Verabschiedung von Elmar Weckenbrock und Maria Arand aus dem Vorstand

Peter_Alo
Verabschiedung des Vorsitzenden und Schatzmeisters des Ugandakreises

Am 01.05.2015 hat der Ugandakreis Heiligenstadt e.V. seine langjährigen Mitstreiter, Maria Arand und Elmar Weckenbrock in einer feierlichen Stunde aus dem Vorstand, verabschiedet.
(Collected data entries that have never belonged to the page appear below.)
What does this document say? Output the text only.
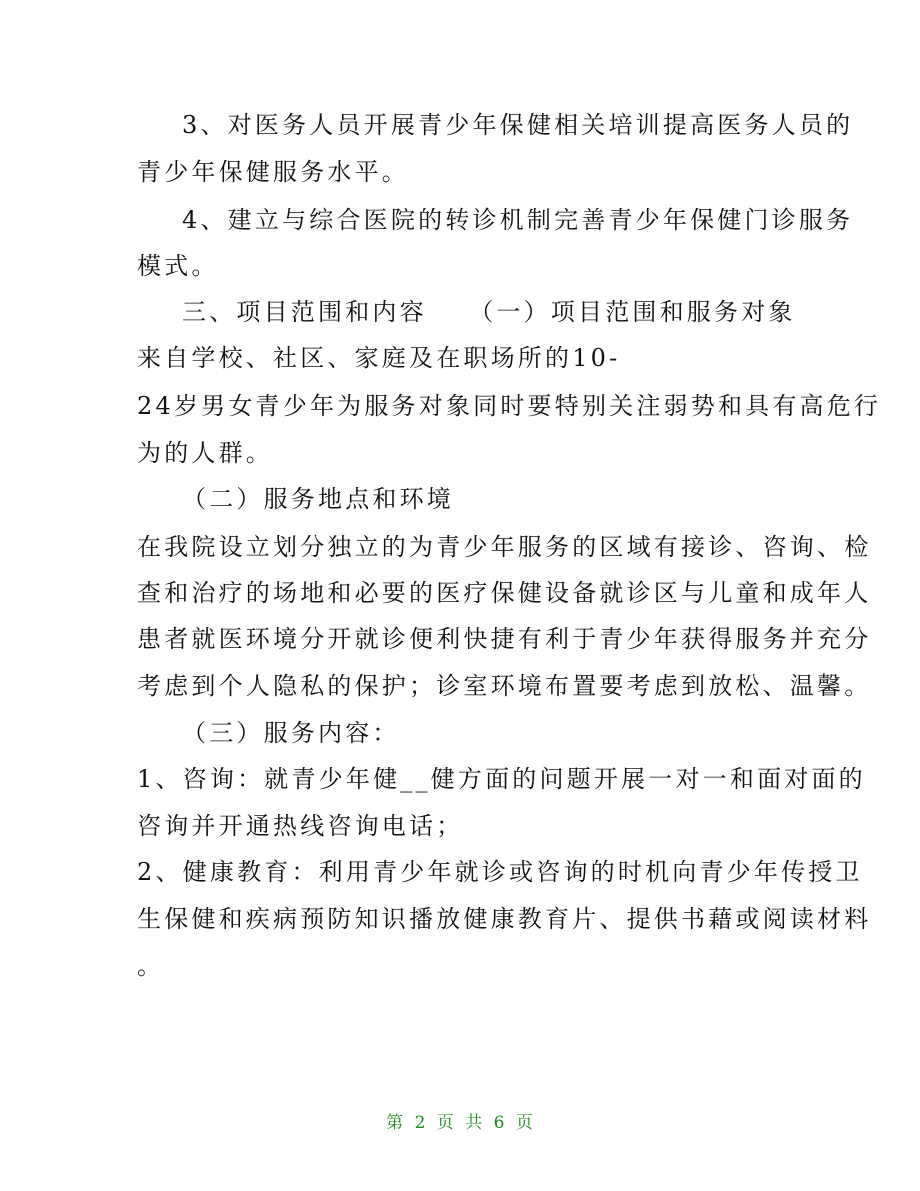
3、对医务人员开展青少年保健相关培训提高医务人员的
青少年保健服务水平。
4、建立与综合医院的转诊机制完善青少年保健门诊服务
模式。
三、项目范围和内容　　（一）项目范围和服务对象
来自学校、社区、家庭及在职场所的10-
24岁男女青少年为服务对象同时要特别关注弱势和具有高危行
为的人群。
（二）服务地点和环境
在我院设立划分独立的为青少年服务的区域有接诊、咨询、检
查和治疗的场地和必要的医疗保健设备就诊区与儿童和成年人
患者就医环境分开就诊便利快捷有利于青少年获得服务并充分
考虑到个人隐私的保护；诊室环境布置要考虑到放松、温馨。
（三）服务内容：
1、咨询：就青少年健__健方面的问题开展一对一和面对面的
咨询并开通热线咨询电话；
2、健康教育：利用青少年就诊或咨询的时机向青少年传授卫
生保健和疾病预防知识播放健康教育片、提供书藉或阅读材料
。
第 2 页 共 6 页
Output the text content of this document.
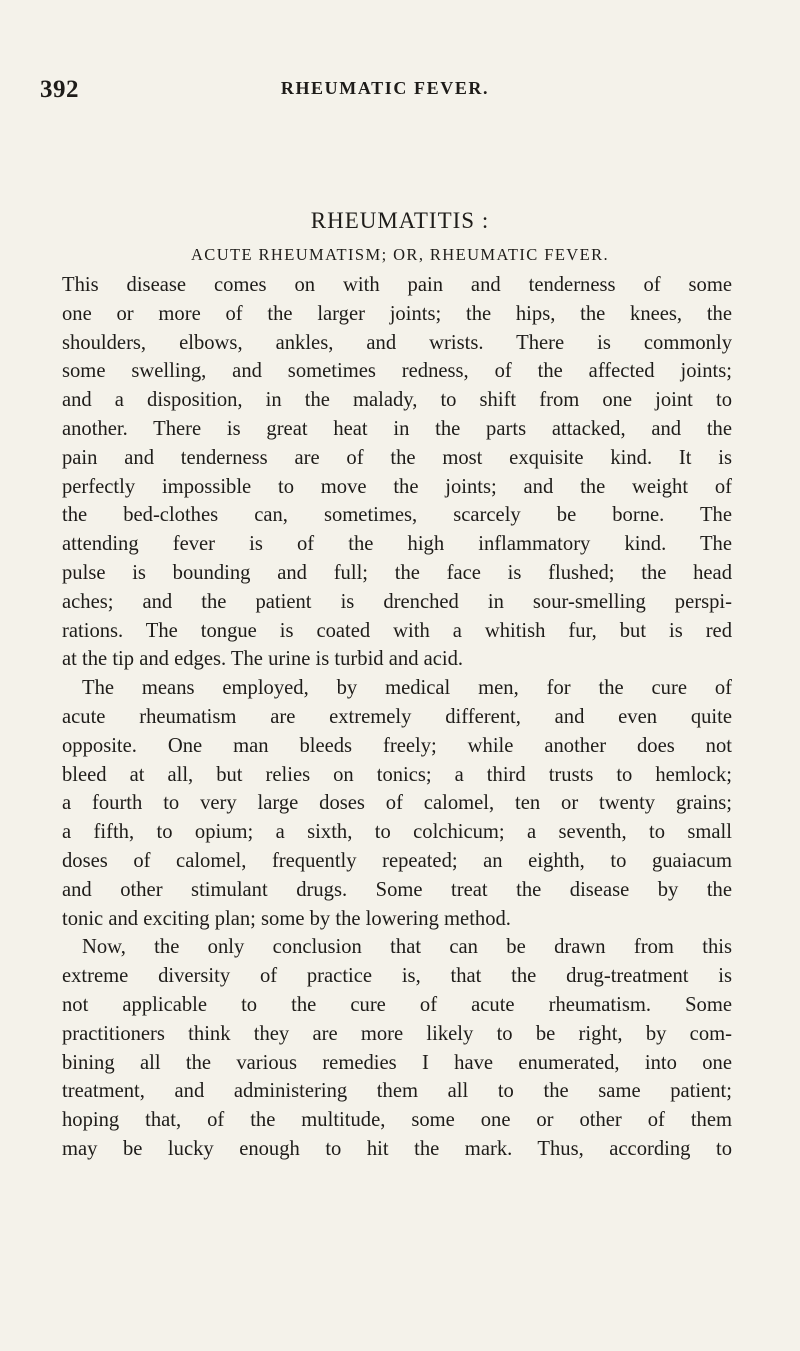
392	RHEUMATIC FEVER.
RHEUMATITIS :
ACUTE RHEUMATISM; OR, RHEUMATIC FEVER.
This disease comes on with pain and tenderness of some
one or more of the larger joints; the hips, the knees, the
shoulders, elbows, ankles, and wrists. There is commonly
some swelling, and sometimes redness, of the affected joints;
and a disposition, in the malady, to shift from one joint to
another. There is great heat in the parts attacked, and the
pain and tenderness are of the most exquisite kind. It is
perfectly impossible to move the joints; and the weight of
the bed-clothes can, sometimes, scarcely be borne. The
attending fever is of the high inflammatory kind. The
pulse is bounding and full; the face is flushed; the head
aches; and the patient is drenched in sour-smelling perspi-
rations. The tongue is coated with a whitish fur, but is red
at the tip and edges. The urine is turbid and acid.
The means employed, by medical men, for the cure of
acute rheumatism are extremely different, and even quite
opposite. One man bleeds freely; while another does not
bleed at all, but relies on tonics; a third trusts to hemlock;
a fourth to very large doses of calomel, ten or twenty grains;
a fifth, to opium; a sixth, to colchicum; a seventh, to small
doses of calomel, frequently repeated; an eighth, to guaiacum
and other stimulant drugs. Some treat the disease by the
tonic and exciting plan; some by the lowering method.
Now, the only conclusion that can be drawn from this
extreme diversity of practice is, that the drug-treatment is
not applicable to the cure of acute rheumatism. Some
practitioners think they are more likely to be right, by com-
bining all the various remedies I have enumerated, into one
treatment, and administering them all to the same patient;
hoping that, of the multitude, some one or other of them
may be lucky enough to hit the mark. Thus, according to
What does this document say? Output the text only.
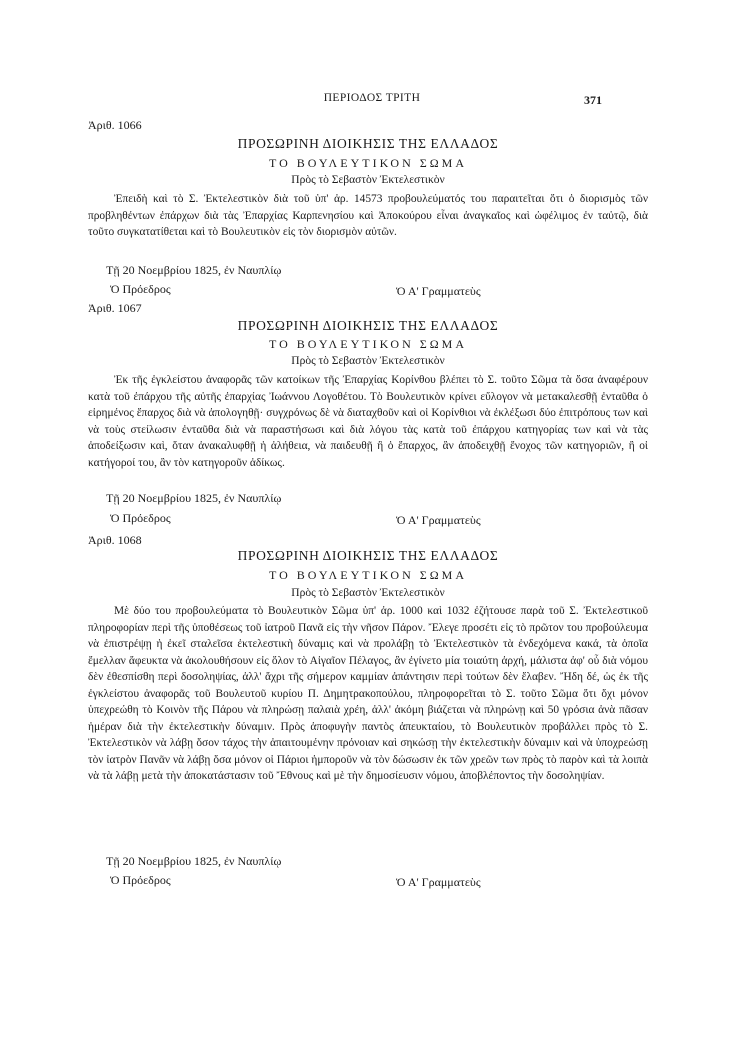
ΠΕΡΙΟΔΟΣ ΤΡΙΤΗ	371
Ἀριθ. 1066
ΠΡΟΣΩΡΙΝΗ ΔΙΟΙΚΗΣΙΣ ΤΗΣ ΕΛΛΑΔΟΣ
ΤΟ ΒΟΥΛΕΥΤΙΚΟΝ ΣΩΜΑ
Πρὸς τὸ Σεβαστὸν Ἐκτελεστικὸν

Ἐπειδὴ καὶ τὸ Σ. Ἐκτελεστικὸν διὰ τοῦ ὑπ' ἀρ. 14573 προβουλεύματός του παραιτεῖται ὅτι ὁ διορισμὸς τῶν προβληθέντων ἐπάρχων διὰ τὰς Ἐπαρχίας Καρπενησίου καὶ Ἀποκούρου εἶναι ἀναγκαῖος καὶ ὠφέλιμος ἐν ταὐτῷ, διὰ τοῦτο συγκατατίθεται καὶ τὸ Βουλευτικὸν εἰς τὸν διορισμὸν αὐτῶν.

Τῇ 20 Νοεμβρίου 1825, ἐν Ναυπλίῳ
Ὁ Πρόεδρος	Ὁ Α' Γραμματεὺς
Ἀριθ. 1067
ΠΡΟΣΩΡΙΝΗ ΔΙΟΙΚΗΣΙΣ ΤΗΣ ΕΛΛΑΔΟΣ
ΤΟ ΒΟΥΛΕΥΤΙΚΟΝ ΣΩΜΑ
Πρὸς τὸ Σεβαστὸν Ἐκτελεστικὸν

Ἐκ τῆς ἐγκλείστου ἀναφορᾶς τῶν κατοίκων τῆς Ἐπαρχίας Κορίνθου βλέπει τὸ Σ. τοῦτο Σῶμα τὰ ὅσα ἀναφέρουν κατὰ τοῦ ἐπάρχου τῆς αὐτῆς ἐπαρχίας Ἰωάννου Λογοθέτου. Τὸ Βουλευτικὸν κρίνει εὔλογον νὰ μετακαλεσθῇ ἐνταῦθα ὁ εἰρημένος ἔπαρχος διὰ νὰ ἀπολογηθῇ· συγχρόνως δὲ νὰ διαταχθοῦν καὶ οἱ Κορίνθιοι νὰ ἐκλέξωσι δύο ἐπιτρόπους των καὶ νὰ τοὺς στείλωσιν ἐνταῦθα διὰ νὰ παραστήσωσι καὶ διὰ λόγου τὰς κατὰ τοῦ ἐπάρχου κατηγορίας των καὶ νὰ τὰς ἀποδείξωσιν καὶ, ὅταν ἀνακαλυφθῇ ἡ ἀλήθεια, νὰ παιδευθῇ ἢ ὁ ἔπαρχος, ἂν ἀποδειχθῇ ἔνοχος τῶν κατηγοριῶν, ἢ οἱ κατήγοροί του, ἂν τὸν κατηγοροῦν ἀδίκως.

Τῇ 20 Νοεμβρίου 1825, ἐν Ναυπλίῳ
Ὁ Πρόεδρος	Ὁ Α' Γραμματεὺς
Ἀριθ. 1068
ΠΡΟΣΩΡΙΝΗ ΔΙΟΙΚΗΣΙΣ ΤΗΣ ΕΛΛΑΔΟΣ
ΤΟ ΒΟΥΛΕΥΤΙΚΟΝ ΣΩΜΑ
Πρὸς τὸ Σεβαστὸν Ἐκτελεστικὸν

Μὲ δύο του προβουλεύματα τὸ Βουλευτικὸν Σῶμα ὑπ' ἀρ. 1000 καὶ 1032 ἐζήτουσε παρὰ τοῦ Σ. Ἐκτελεστικοῦ πληροφορίαν περὶ τῆς ὑποθέσεως τοῦ ἰατροῦ Πανᾶ εἰς τὴν νῆσον Πάρον. Ἔλεγε προσέτι εἰς τὸ πρῶτον του προβούλευμα νὰ ἐπιστρέψῃ ἡ ἐκεῖ σταλεῖσα ἐκτελεστικὴ δύναμις καὶ νὰ προλάβῃ τὸ Ἐκτελεστικὸν τὰ ἐνδεχόμενα κακά, τὰ ὁποῖα ἔμελλαν ἄφευκτα νὰ ἀκολουθήσουν εἰς ὅλον τὸ Αἰγαῖον Πέλαγος, ἂν ἐγίνετο μία τοιαύτη ἀρχή, μάλιστα ἀφ' οὗ διὰ νόμου δὲν ἐθεσπίσθη περὶ δοσοληψίας, ἀλλ' ἄχρι τῆς σήμερον καμμίαν ἀπάντησιν περὶ τούτων δὲν ἔλαβεν. Ἤδη δέ, ὡς ἐκ τῆς ἐγκλείστου ἀναφορᾶς τοῦ Βουλευτοῦ κυρίου Π. Δημητρακοπούλου, πληροφορεῖται τὸ Σ. τοῦτο Σῶμα ὅτι ὄχι μόνον ὑπεχρεώθη τὸ Κοινὸν τῆς Πάρου νὰ πληρώσῃ παλαιὰ χρέη, ἀλλ' ἀκόμη βιάζεται νὰ πληρώνῃ καὶ 50 γρόσια ἀνὰ πᾶσαν ἡμέραν διὰ τὴν ἐκτελεστικὴν δύναμιν. Πρὸς ἀποφυγὴν παντὸς ἀπευκταίου, τὸ Βουλευτικὸν προβάλλει πρὸς τὸ Σ. Ἐκτελεστικὸν νὰ λάβῃ ὅσον τάχος τὴν ἀπαιτουμένην πρόνοιαν καὶ σηκώσῃ τὴν ἐκτελεστικὴν δύναμιν καὶ νὰ ὑποχρεώσῃ τὸν ἰατρὸν Πανᾶν νὰ λάβῃ ὅσα μόνον οἱ Πάριοι ἠμποροῦν νὰ τὸν δώσωσιν ἐκ τῶν χρεῶν των πρὸς τὸ παρὸν καὶ τὰ λοιπὰ νὰ τὰ λάβῃ μετὰ τὴν ἀποκατάστασιν τοῦ Ἔθνους καὶ μὲ τὴν δημοσίευσιν νόμου, ἀποβλέποντος τὴν δοσοληψίαν.

Τῇ 20 Νοεμβρίου 1825, ἐν Ναυπλίῳ
Ὁ Πρόεδρος	Ὁ Α' Γραμματεὺς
Beide waren seit 15 Jahren, von Vereinsgründung an, im Vorstand tätig; Maria Arand als Schatzmeisterin, Elmar Weckenbrock als Vorsitzender.

Zu diesem besonderen Anlass wurden auch die Gäste, Fr. Peter und Fr. Aloysious aus Uganda begrüßt, die sich in den nächsten Wochen in Heiligenstadt aufhalten werden.

Fr. Peter Ssenkaayi ist Projektbeauftragter von Maddo in Masaka und arbeitet seit vielen Jahren mit dem Ugandakreis zusammen. Fr. Aloysious Bunnya ist der ehemalige Pfarrer der Partnergemeinde von St. Aegidien in Lwamaggwa. Auch die beiden ugandischen Priester bedankten sich herzlich für die geleistete Arbeit.

Inzwischen hat der Verein am 20.03.2015 einen neuen Vorstand gewählt, dem die beiden Sprechen, Manuela Simon und Klaus Arand vorstehen. Als neuer Schatzmeister hat Annelie Hadenfeldt die Kasse des Vereins übernommen.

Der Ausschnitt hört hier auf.